I study how cache misses affect the speed of calculations. I know that there are many algorithms for multiplying two matrices (even a simple exchange of two of the loops below will help), but please consider this code:
float a[N][N]; float b[N][N]; float c[N][N]; // ... { for (int i = 0; i < N; i++) { for (int j = 0; j < N; j++) { float sum = 0.0; for (int k = 0; k < N; k++) { sum = sum + a[i][k] * b[k][j]; } c[i][j] = sum; } } }
I recompiled this code for many N values ββand measured its launch time. I expected a sudden increase in time by about N=1250 , after which the matrix c no longer fits the cache (size c is 1250*1250*sizeof(float)=6250000 or about 6 MB, which is the size of my L3 cache).
Indeed, the general trend is that after this point the average time has approximately tripled compared to the extrapolated time previously. But the value of N%8 , apparently, has a huge impact on the result. For instance:
1601 - 11.237548 1602 - 7.679103 1603 - 12.216982 1604 - 6.283644 1605 - 11.360517 1606 - 7.486021 1607 - 11.292025 1608 - 5.794537 1609 - 11.469469 1610 - 7.581660 1611 - 11.367203 1612 - 6.126014 1613 - 11.730543 1614 - 7.632121 1615 - 11.773091 1616 - 5.778463 1617 - 11.556687 1618 - 7.682941 1619 - 11.576068 1620 - 6.273122 1621 - 11.635411 1622 - 7.804220 1623 - 12.053517 1624 - 6.008985
For some time, I thought that it could be alignment problems - the rows of any matrix are aligned to 32 bytes when N%8==0 (the first question is why are 32 bytes in particular? SSE commands like movaps can work on 16B aligned data).
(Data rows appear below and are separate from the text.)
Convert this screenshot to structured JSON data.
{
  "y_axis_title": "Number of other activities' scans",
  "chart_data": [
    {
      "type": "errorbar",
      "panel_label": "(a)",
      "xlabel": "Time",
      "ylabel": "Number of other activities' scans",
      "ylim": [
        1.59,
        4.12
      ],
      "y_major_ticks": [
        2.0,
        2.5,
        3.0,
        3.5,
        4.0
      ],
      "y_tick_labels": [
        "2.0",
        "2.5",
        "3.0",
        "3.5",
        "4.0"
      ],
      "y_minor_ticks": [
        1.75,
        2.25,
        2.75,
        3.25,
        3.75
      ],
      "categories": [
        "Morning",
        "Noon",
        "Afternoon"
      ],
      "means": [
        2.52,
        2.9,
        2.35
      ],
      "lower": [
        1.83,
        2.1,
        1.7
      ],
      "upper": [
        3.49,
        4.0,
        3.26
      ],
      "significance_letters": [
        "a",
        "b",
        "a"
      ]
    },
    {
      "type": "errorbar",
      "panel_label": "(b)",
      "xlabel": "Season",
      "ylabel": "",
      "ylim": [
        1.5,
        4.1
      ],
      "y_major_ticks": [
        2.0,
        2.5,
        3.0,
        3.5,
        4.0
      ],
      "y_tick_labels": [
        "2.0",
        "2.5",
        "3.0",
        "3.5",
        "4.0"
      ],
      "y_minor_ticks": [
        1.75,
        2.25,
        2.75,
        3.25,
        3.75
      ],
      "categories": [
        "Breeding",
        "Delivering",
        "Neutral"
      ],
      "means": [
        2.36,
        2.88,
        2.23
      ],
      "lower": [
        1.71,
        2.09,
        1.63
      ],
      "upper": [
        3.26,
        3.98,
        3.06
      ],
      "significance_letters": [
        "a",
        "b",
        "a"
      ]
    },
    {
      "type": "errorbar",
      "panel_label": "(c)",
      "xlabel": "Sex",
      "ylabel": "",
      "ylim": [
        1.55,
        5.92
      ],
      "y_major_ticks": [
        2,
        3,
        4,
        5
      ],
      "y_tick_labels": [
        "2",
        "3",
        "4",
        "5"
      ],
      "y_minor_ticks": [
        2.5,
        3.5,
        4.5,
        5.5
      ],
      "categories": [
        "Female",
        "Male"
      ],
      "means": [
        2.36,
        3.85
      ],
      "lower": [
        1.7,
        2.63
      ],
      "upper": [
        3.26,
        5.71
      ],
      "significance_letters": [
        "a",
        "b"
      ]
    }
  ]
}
Another idea was that this might have something to do with the cache association (8-way for L1 and L2 and 12-way for L3 on my machine).
But then I noticed that for some values ββof N , such as 1536 , unexpected bursts appear (although alignment should be excellent in these cases - 1536==256*6 , associativity is also not a problem) 1536==128*12==192*8 ). For instance:
1504 - 4.644781 1512 - 4.794254 1520 - 4.768555 1528 - 4.884714 1536 - 7.949040 1544 - 5.162613 1552 - 5.083331 1560 - 5.388706
Time is pretty consistent, so CPU spikes are not a problem. I am compiling code with optimizations enabled ( -O2 ). My ideas, unfortunately, are ending. What could be causing this behavior?